I arise this technical question when I read Wallach's book Real Reductive Groups, I think the answer is yes, but I am not sure. Can anyone help me prove it or give me a counterexample if I am wrong? Thank you!
The answer is Yes. By Wedderburn-Malcev [http://www.math.uni-bielefeld.de/~sek/select/RF6.pdf] $S=A\oplus J(S)$ as ${\mathbb C}$-vector spaces, where $A$ is a unital semi-simple ${\mathbb C}$-algebra and $J(S)$ is the Jacobson radical of $S$ (the maximal nilpotent $2$-sided ideal of $S$). We claim that $J(S)=0$. Suppose otherwise. Then there exists $j\in J(S)$ and $v\in{\mathbb C}^n$ such that $j(v)\ne0$. By hypothesis there exists $s\in S$ such that $sj(v)=v$. So $(sj)^n(v)=v$ for all $n\geq1$, whence $sj$ is not nilpotent. But this contradicts the fact that $sj\in J(S)$. This proves our claim.

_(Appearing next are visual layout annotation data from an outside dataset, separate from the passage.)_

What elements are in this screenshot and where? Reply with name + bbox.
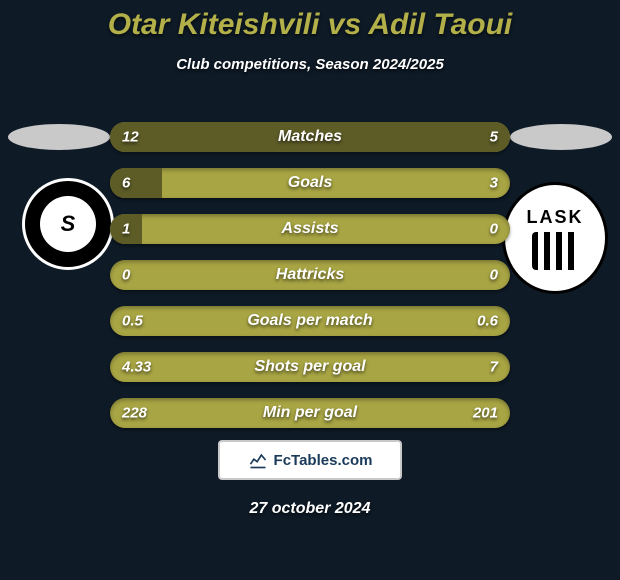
value-left: 12 (122, 129, 139, 146)
metric-label: Min per goal (263, 404, 357, 422)
metric-label: Matches (278, 128, 342, 146)
team-badge-right-text: LASK (527, 207, 584, 228)
metric-row: 6 3 Goals (110, 168, 510, 198)
value-right: 201 (473, 405, 498, 422)
metric-row: 12 5 Matches (110, 122, 510, 152)
shadow-ellipse-left (8, 124, 110, 150)
footer-brand-text: FcTables.com (274, 452, 373, 469)
value-left: 228 (122, 405, 147, 422)
team-badge-left: S (22, 178, 114, 270)
date-text: 27 october 2024 (0, 500, 620, 518)
metric-label: Assists (282, 220, 339, 238)
metric-label: Goals per match (247, 312, 372, 330)
value-left: 0.5 (122, 313, 143, 330)
metric-label: Hattricks (276, 266, 344, 284)
subtitle: Club competitions, Season 2024/2025 (0, 56, 620, 73)
value-left: 4.33 (122, 359, 151, 376)
value-left: 1 (122, 221, 130, 238)
value-right: 0 (490, 221, 498, 238)
value-left: 6 (122, 175, 130, 192)
metric-row: 0.5 0.6 Goals per match (110, 306, 510, 336)
metric-label: Goals (288, 174, 332, 192)
team-badge-left-inner: S (40, 196, 96, 252)
metrics-container: 12 5 Matches 6 3 Goals 1 0 Assists 0 0 Hattricks 0.5… (110, 122, 510, 444)
value-right: 0.6 (477, 313, 498, 330)
page-title: Otar Kiteishvili vs Adil Taoui (0, 0, 620, 42)
value-left: 0 (122, 267, 130, 284)
value-right: 7 (490, 359, 498, 376)
metric-label: Shots per goal (254, 358, 365, 376)
metric-row: 4.33 7 Shots per goal (110, 352, 510, 382)
shadow-ellipse-right (510, 124, 612, 150)
bar-left (110, 168, 162, 198)
chart-icon (248, 450, 268, 470)
team-badge-right-stripes (532, 232, 578, 270)
team-badge-right: LASK (502, 182, 608, 294)
value-right: 0 (490, 267, 498, 284)
metric-row: 0 0 Hattricks (110, 260, 510, 290)
value-right: 3 (490, 175, 498, 192)
footer-brand-box: FcTables.com (218, 440, 402, 480)
metric-row: 228 201 Min per goal (110, 398, 510, 428)
metric-row: 1 0 Assists (110, 214, 510, 244)
value-right: 5 (490, 129, 498, 146)
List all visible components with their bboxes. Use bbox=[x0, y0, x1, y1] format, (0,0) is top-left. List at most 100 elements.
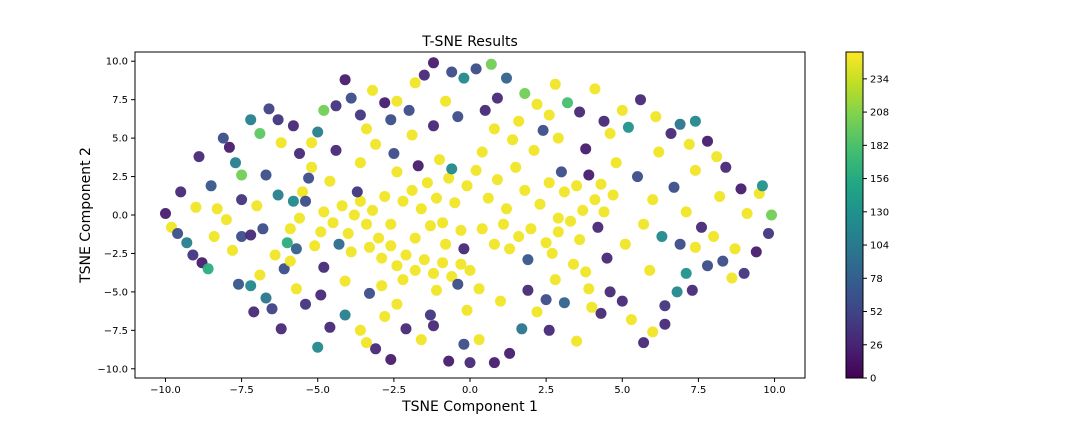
scatter-point bbox=[251, 200, 263, 212]
scatter-point bbox=[187, 249, 199, 261]
scatter-point bbox=[294, 212, 305, 224]
scatter-point bbox=[458, 338, 470, 350]
scatter-point bbox=[385, 114, 397, 126]
scatter-point bbox=[488, 357, 500, 369]
scatter-point bbox=[516, 323, 528, 335]
scatter-point bbox=[726, 272, 738, 284]
scatter-point bbox=[473, 334, 485, 346]
scatter-point bbox=[324, 321, 336, 333]
scatter-point bbox=[504, 243, 516, 255]
scatter-point bbox=[388, 148, 400, 159]
scatter-point bbox=[428, 57, 439, 69]
scatter-point bbox=[735, 183, 747, 195]
scatter-point bbox=[461, 180, 473, 192]
scatter-point bbox=[586, 301, 598, 313]
scatter-point bbox=[160, 208, 171, 219]
x-tick-label: 0.0 bbox=[462, 385, 478, 396]
scatter-point bbox=[263, 103, 275, 115]
scatter-point bbox=[491, 92, 503, 104]
scatter-point bbox=[738, 267, 750, 279]
scatter-point bbox=[702, 135, 713, 147]
scatter-point bbox=[348, 209, 360, 221]
scatter-point bbox=[248, 306, 260, 318]
scatter-point bbox=[379, 191, 391, 202]
scatter-point bbox=[619, 238, 631, 250]
scatter-point bbox=[306, 137, 318, 149]
scatter-point bbox=[397, 274, 409, 286]
scatter-point bbox=[315, 289, 327, 301]
scatter-point bbox=[577, 204, 589, 216]
scatter-point bbox=[443, 355, 455, 367]
scatter-point bbox=[290, 283, 302, 295]
scatter-point bbox=[729, 243, 741, 255]
scatter-point bbox=[491, 174, 503, 186]
scatter-point bbox=[568, 258, 579, 270]
scatter-point bbox=[528, 144, 540, 156]
scatter-point bbox=[458, 72, 470, 84]
scatter-point bbox=[412, 160, 424, 172]
scatter-point bbox=[464, 357, 476, 369]
scatter-point bbox=[583, 283, 595, 295]
scatter-point bbox=[464, 264, 476, 276]
scatter-point bbox=[409, 264, 421, 276]
scatter-point bbox=[552, 132, 564, 144]
y-tick-label: 2.5 bbox=[112, 172, 128, 183]
scatter-point bbox=[339, 74, 351, 86]
scatter-point bbox=[644, 264, 656, 276]
scatter-point bbox=[501, 72, 512, 84]
scatter-point bbox=[312, 341, 324, 353]
scatter-point bbox=[278, 263, 290, 275]
x-tick-label: −10.0 bbox=[150, 385, 181, 396]
scatter-point bbox=[689, 241, 701, 253]
scatter-point bbox=[370, 138, 382, 150]
scatter-point bbox=[367, 204, 378, 216]
scatter-point bbox=[452, 278, 464, 290]
y-axis-title: TSNE Component 2 bbox=[78, 147, 94, 284]
scatter-point bbox=[284, 223, 296, 235]
scatter-point bbox=[766, 209, 777, 221]
scatter-point bbox=[604, 286, 616, 298]
scatter-point bbox=[495, 295, 506, 307]
scatter-point bbox=[519, 184, 531, 196]
x-tick-label: 7.5 bbox=[690, 385, 706, 396]
scatter-point bbox=[507, 134, 519, 146]
scatter-point bbox=[345, 92, 357, 104]
scatter-point bbox=[714, 191, 726, 202]
scatter-point bbox=[294, 148, 305, 159]
colorbar-tick-label: 0 bbox=[870, 374, 876, 385]
scatter-point bbox=[763, 228, 774, 239]
scatter-point bbox=[428, 267, 439, 279]
scatter-point bbox=[418, 254, 430, 266]
scatter-point bbox=[443, 172, 455, 184]
scatter-point bbox=[333, 238, 345, 250]
scatter-point bbox=[361, 337, 372, 349]
scatter-point bbox=[510, 161, 522, 173]
scatter-point bbox=[300, 195, 311, 207]
scatter-point bbox=[373, 232, 385, 244]
scatter-point bbox=[665, 128, 677, 139]
scatter-point bbox=[406, 129, 418, 141]
scatter-point bbox=[689, 164, 701, 176]
scatter-point bbox=[598, 206, 610, 218]
scatter-point bbox=[543, 109, 555, 121]
scatter-point bbox=[245, 229, 257, 241]
scatter-point bbox=[580, 143, 592, 155]
scatter-point bbox=[434, 154, 445, 166]
y-tick-label: −7.5 bbox=[104, 326, 128, 337]
scatter-point bbox=[233, 278, 244, 290]
scatter-point bbox=[531, 98, 543, 110]
scatter-point bbox=[647, 326, 659, 338]
scatter-point bbox=[211, 203, 223, 215]
scatter-point bbox=[558, 297, 570, 309]
scatter-point bbox=[680, 267, 692, 279]
scatter-point bbox=[610, 157, 622, 169]
x-axis: −10.0 −7.5 −5.0 −2.5 0.0 2.5 5.0 7.5 10.0 bbox=[150, 378, 786, 396]
colorbar: 0 26 52 78 104 130 156 182 208 234 bbox=[845, 51, 889, 385]
scatter-point bbox=[440, 95, 452, 107]
scatter-point bbox=[281, 237, 293, 249]
scatter-point bbox=[385, 218, 397, 230]
scatter-point bbox=[315, 226, 327, 238]
scatter-point bbox=[488, 123, 500, 135]
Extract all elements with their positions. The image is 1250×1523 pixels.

Now $S=A$ is a semi-simple ${\mathbb C}$-algebra. So it is a direct product $\prod_{n_i} M_{n_i}({\mathbb C})$ of matrix algebras, as ${\mathbb C}$ is algebraically closed. With respect to a suitable choice of basis for ${\mathbb C}^n$, we can represent $S$ as block diagonal matrices, with blocks of size $n_1,n_2,\dots$ where $n_1+n_2+\dots=n$. The hypothesis now implies that $n_1=n$ and $S=M_n({\mathbb C})$.